Misused Pandemic Funds
- Stat News reported that late last summer, the Trump administration took nearly $10 billion from a fund designed to support hospitals and health care providers during the pandemic and used it to fund Operation Warp Speed contracts. Officials chose to spend money directly from the fund instead of transferring it, in an attempt to circumvent congressional oversight.
- A new report details how Giti Tire USA, a South Carolina tire factory, received nearly $8 million in PPP loans meant for small businesses, despite being a subsidiary of a global company with revenues of more than $3 billion. Even with those loans, Giti Tire furloughed more than 600 workers without pay for a month, brought back only about half the workers when it reopened, and ultimately laid off many of them permanently.
The Latest in Federal Oversight
- The Department of Labor Inspector General (OIG) recommended that the Occupational Health and Safety Administration take additional steps to ensure worker safety during the pandemic. Since the start of the pandemic, OSHA has reduced the number of on-site inspections it performs, but has also received an influx of workplace safety complaints. Currently, OSHA’s pandemic-related safety guidance is not enforceable, so OIG recommended that OSHA consider issuing Covid-19 specific safety rules that workers would be required to follow.

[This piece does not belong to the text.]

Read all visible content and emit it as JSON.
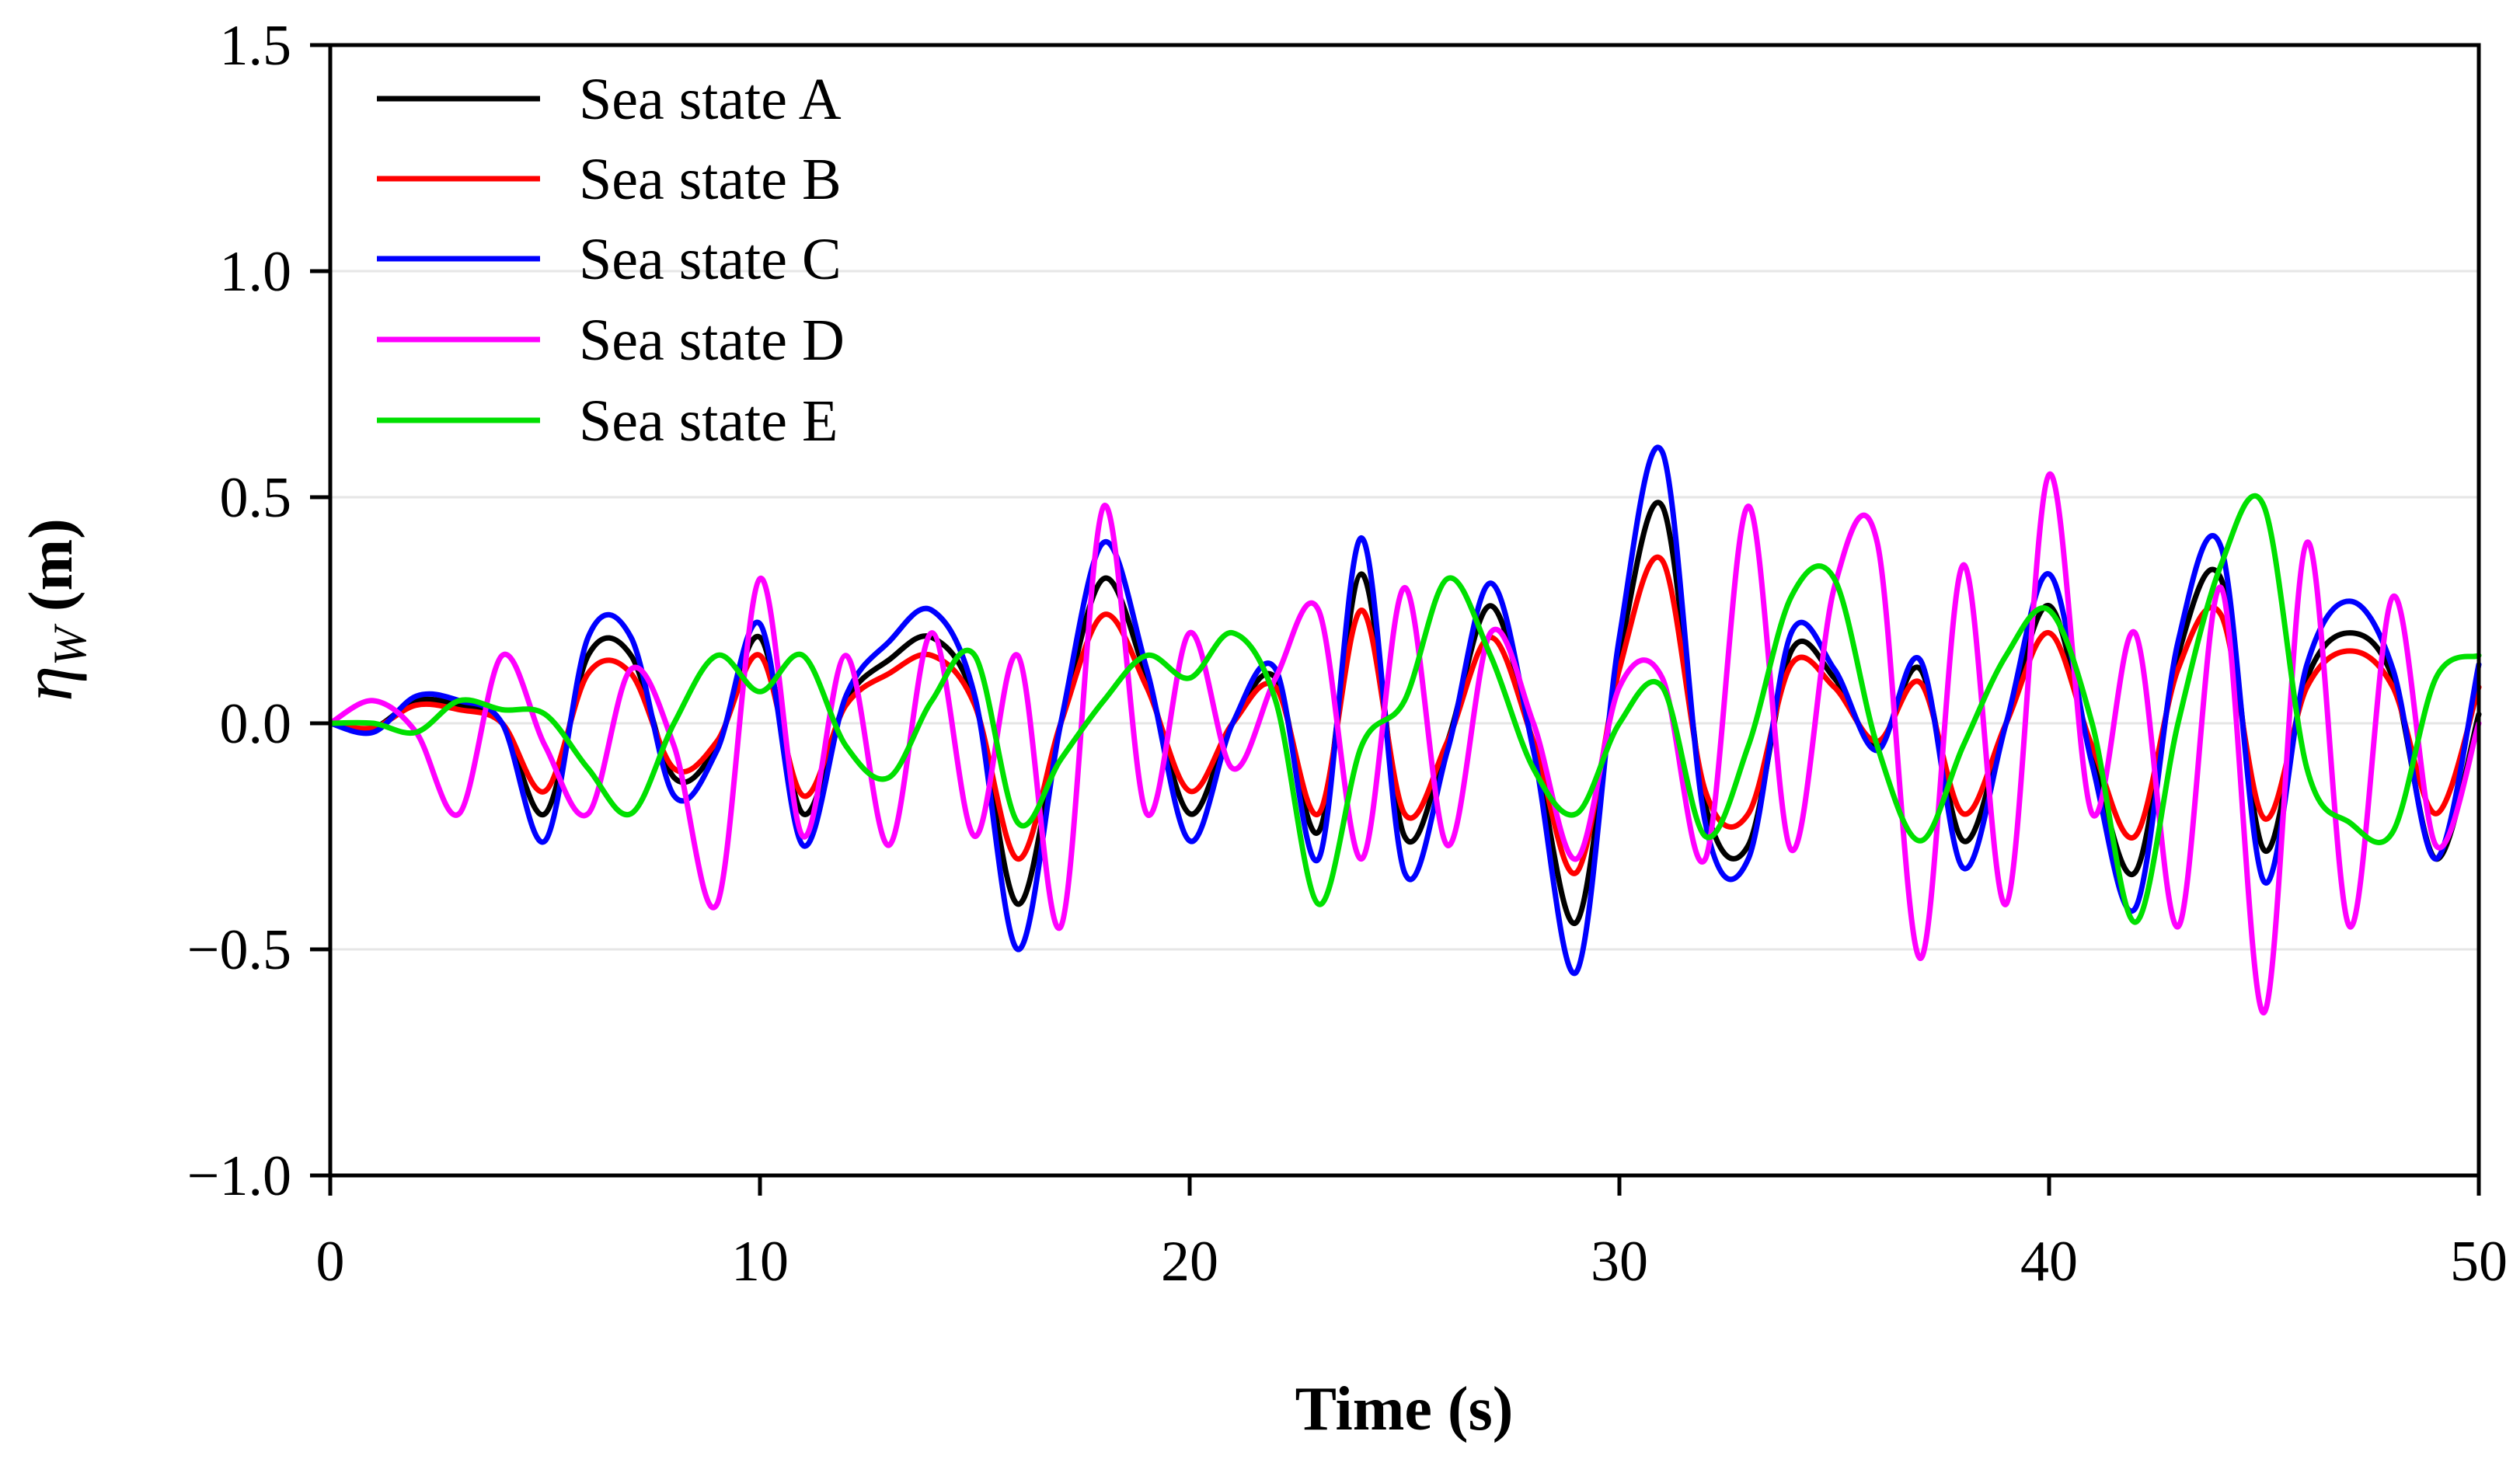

- The Government Accountability Office released its biennial report detailing a list of “high-risk” issue areas for the federal government. The GAO added to its list oversight of Covid-19 relief loans and the problems the pandemic poses to treatment and prevention of substance use disorder, which has increased during the pandemic.
- Investigation into PPP: The House Select Subcommittee on the Coronavirus Crisis wrote to Treasury Secretary Janet Yellen and Acting SBA Administrator Tami Perriello, renewing its request for documents relevant to its investigation into the PPP. Thus far, the subcommittee’s investigation has found that the Trump administration issued more than $4 billion in PPP loans that may have been subject to fraud and failed to prioritize underserved communities in loan disbursements.
- Updating Respiratory Guidance: Along with the select subcommittee, the House Education and Labor, Appropriations, and Energy and Commerce Committees asked Covid-19 Pandemic Response Coordinator Jeff Zients, CDC Director Rochelle Walensky, and Acting Labor Secretary Al Stewart to update ventilation and respiratory protection guidance and standards to address aerosol transmission of Covid-19.
- Addressing Environmental Injustice During the Pandemic: Sens. Elizabeth Warren, Ed Markey, and Cory Booker asked Acting Environmental Protection Agency Administrator Jane Nishida and National Institutes of Health Director Francis Collins to address environmental injustices that have been exacerbated by the pandemic. The senators noted that Black Americans, who are more likely to be frontline workers, are also more likely to be exposed to higher levels of air pollution and chemical toxins. Another group of Senate Democrats urged Senate Majority Leader Chuck Schumer to include safeguards in the upcoming Covid-19 relief package that protect Americans from losing access to utilities due to severe weather during the pandemic.